Sunita Williams to vote in US presidential poll from space
Indian American astronaut Sunita Williams, stranded at the International Space Station since June due to glitches in her Boeing Starliner spacecraft, is set to make history by voting in the Nov. 5 presidential election from space.
As she orbits about 250 miles above the Earth, Williams will join a select group of space-based voters, including David Wolf, the first American to vote from space in 1997 while aboard the Mir Space Station. and Kate Robbins, who cast her vote from the ISS in 2020.
The voting will be facilitated through NASA’s sophisticated Space Communications and Navigation (SCaN Program), to secure transmission of her vote.
READ: Sunita Williams dances into history at International Space Station (June 7, 2024)
Just like any other American away from home, Williams will fill out a Federal Post Card Application to request an absentee ballot. After she fills out an electronic ballot aboard the orbiting laboratory, the document will flow through NASA’s Tracking and Data Relay Satellite System to a ground antenna at the agency’s White Sands Test Facility in Las Cruces, New Mexico.
The network connects missions within 1.2 million miles of Earth with communications and navigation services – including the space station.
From New Mexico, NASA will transfer Williams’ ballot to the Mission Control Center at NASA Johnson and then on to the county clerk responsible for casting the ballot. To preserve the vote’s integrity, the ballot is encrypted and accessible only by the astronaut and the clerk.
But it will be another four months before Williams returns to Earth aboard the SpaceX Dragon capsule which arrived at the space station on a rescue mission last week.

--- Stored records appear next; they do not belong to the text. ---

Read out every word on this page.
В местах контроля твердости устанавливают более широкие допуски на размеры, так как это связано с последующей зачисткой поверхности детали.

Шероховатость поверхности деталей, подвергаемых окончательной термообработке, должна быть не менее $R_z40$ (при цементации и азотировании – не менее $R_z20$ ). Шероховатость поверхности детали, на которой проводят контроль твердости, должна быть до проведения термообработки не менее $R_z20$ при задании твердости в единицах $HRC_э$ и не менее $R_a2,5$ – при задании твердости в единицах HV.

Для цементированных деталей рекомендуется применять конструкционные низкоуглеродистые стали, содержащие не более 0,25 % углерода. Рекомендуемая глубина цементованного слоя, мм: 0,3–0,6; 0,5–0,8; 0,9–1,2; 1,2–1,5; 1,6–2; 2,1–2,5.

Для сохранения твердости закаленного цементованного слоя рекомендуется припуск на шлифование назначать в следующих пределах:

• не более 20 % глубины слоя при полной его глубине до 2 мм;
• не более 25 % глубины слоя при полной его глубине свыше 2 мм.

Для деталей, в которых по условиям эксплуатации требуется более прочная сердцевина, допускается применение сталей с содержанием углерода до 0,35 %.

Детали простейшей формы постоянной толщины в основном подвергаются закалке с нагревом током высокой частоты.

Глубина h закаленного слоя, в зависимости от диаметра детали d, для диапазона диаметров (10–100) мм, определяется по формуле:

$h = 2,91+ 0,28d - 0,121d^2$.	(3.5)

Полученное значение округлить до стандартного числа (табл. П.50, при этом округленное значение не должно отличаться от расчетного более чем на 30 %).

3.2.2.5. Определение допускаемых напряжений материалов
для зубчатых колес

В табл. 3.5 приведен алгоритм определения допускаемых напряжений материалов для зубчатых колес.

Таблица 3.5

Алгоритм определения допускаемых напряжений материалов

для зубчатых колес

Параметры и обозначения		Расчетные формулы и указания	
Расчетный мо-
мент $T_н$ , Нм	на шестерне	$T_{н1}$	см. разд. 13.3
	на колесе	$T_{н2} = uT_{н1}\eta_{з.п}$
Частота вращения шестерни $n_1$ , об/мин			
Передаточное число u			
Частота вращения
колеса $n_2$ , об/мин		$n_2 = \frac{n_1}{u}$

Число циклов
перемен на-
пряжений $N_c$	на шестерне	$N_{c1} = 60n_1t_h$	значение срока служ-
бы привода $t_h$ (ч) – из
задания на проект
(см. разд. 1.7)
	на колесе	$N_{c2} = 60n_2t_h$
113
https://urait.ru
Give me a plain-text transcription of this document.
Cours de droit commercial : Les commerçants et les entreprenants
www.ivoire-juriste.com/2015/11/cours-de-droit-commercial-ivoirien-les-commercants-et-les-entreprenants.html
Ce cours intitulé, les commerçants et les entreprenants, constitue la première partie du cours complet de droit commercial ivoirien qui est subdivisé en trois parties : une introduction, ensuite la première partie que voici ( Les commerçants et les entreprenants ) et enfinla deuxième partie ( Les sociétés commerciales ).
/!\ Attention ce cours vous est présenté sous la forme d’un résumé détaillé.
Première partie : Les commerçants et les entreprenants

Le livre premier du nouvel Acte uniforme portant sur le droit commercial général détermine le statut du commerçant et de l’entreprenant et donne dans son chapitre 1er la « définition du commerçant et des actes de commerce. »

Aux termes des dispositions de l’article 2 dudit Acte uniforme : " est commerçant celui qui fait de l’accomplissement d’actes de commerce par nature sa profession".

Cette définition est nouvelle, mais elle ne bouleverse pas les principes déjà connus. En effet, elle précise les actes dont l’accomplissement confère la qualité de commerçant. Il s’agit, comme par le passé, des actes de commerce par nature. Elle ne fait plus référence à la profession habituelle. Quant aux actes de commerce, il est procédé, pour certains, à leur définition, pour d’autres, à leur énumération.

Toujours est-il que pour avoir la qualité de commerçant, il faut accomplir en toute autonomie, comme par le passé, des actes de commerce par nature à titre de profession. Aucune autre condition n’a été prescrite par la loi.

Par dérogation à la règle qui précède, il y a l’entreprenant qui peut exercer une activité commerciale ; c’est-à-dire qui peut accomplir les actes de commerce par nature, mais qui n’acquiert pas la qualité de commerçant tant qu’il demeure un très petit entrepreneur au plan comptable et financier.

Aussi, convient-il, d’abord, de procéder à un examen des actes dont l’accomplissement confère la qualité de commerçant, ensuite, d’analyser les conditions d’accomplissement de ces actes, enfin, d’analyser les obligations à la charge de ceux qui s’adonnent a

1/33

READ: Sunita Williams third space mission delayed again (May 15, 2024)
Astronauts have voted in US elections since 1997 when the Texas Legislature passed a bill that allowed NASA astronauts to cast ballots from orbit.

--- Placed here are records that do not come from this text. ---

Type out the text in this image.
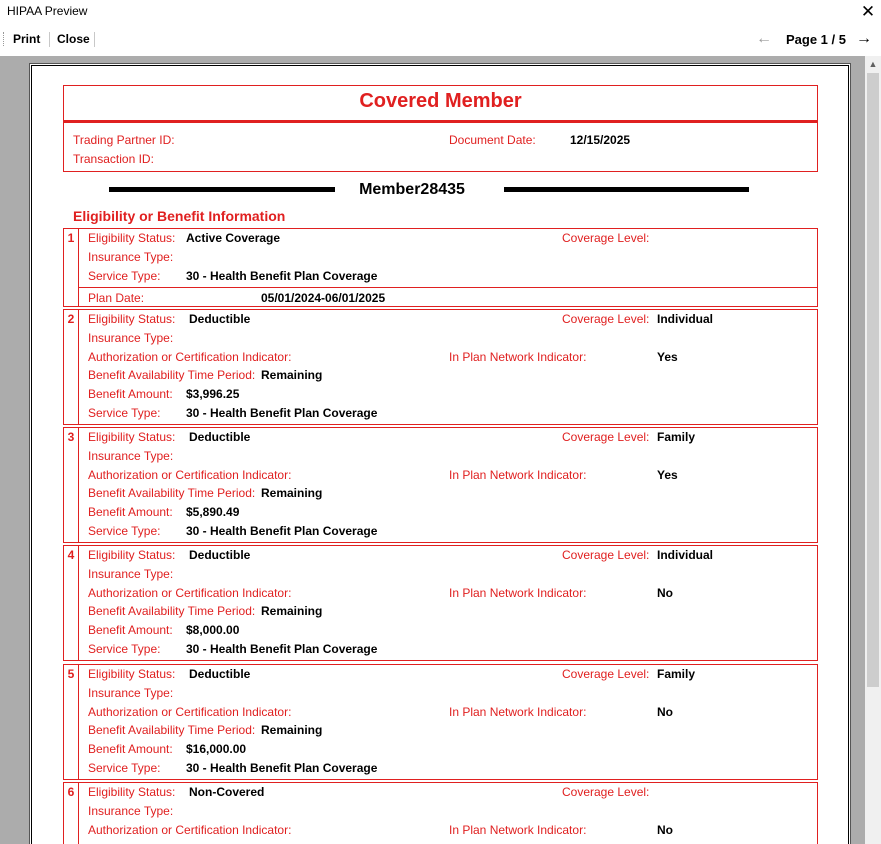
HIPAA Preview	✕
Print Close	← Page 1 / 5 →
Covered Member
Trading Partner ID:	Document Date:	12/15/2025
Transaction ID:
Member28435
Eligibility or Benefit Information
1	Eligibility Status: Active Coverage	Coverage Level:
Insurance Type:
Service Type: 30 - Health Benefit Plan Coverage
Plan Date:	05/01/2024-06/01/2025
2	Eligibility Status: Deductible	Coverage Level: Individual
Insurance Type:
Authorization or Certification Indicator:	In Plan Network Indicator:	Yes
Benefit Availability Time Period: Remaining
Benefit Amount: $3,996.25
Service Type: 30 - Health Benefit Plan Coverage
3	Eligibility Status: Deductible	Coverage Level: Family
Insurance Type:
Authorization or Certification Indicator:	In Plan Network Indicator:	Yes
Benefit Availability Time Period: Remaining
Benefit Amount: $5,890.49
Service Type: 30 - Health Benefit Plan Coverage
4	Eligibility Status: Deductible	Coverage Level: Individual
Insurance Type:
Authorization or Certification Indicator:	In Plan Network Indicator:	No
Benefit Availability Time Period: Remaining
Benefit Amount: $8,000.00
Service Type: 30 - Health Benefit Plan Coverage
5	Eligibility Status: Deductible	Coverage Level: Family
Insurance Type:
Authorization or Certification Indicator:	In Plan Network Indicator:	No
Benefit Availability Time Period: Remaining
Benefit Amount: $16,000.00
Service Type: 30 - Health Benefit Plan Coverage
6	Eligibility Status: Non-Covered	Coverage Level:
Insurance Type:
Authorization or Certification Indicator:	In Plan Network Indicator:	No
▲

Astronauts forego many of the comforts afforded to those back on Earth as they embark on their journeys to space for the benefit of humanity. Though they are far from home, NASA’s networks connect them with their friends and family and give them the opportunity to participate in democracy and society while in orbit.
For more than two decades, astronauts have continuously lived and worked aboard the space station, testing technologies, performing science, and developing skills needed to explore farther from Earth.
Astronauts aboard the orbiting laboratory stay connected with Earth and their civilian lives back home by communicating with mission control through the Near Space Network.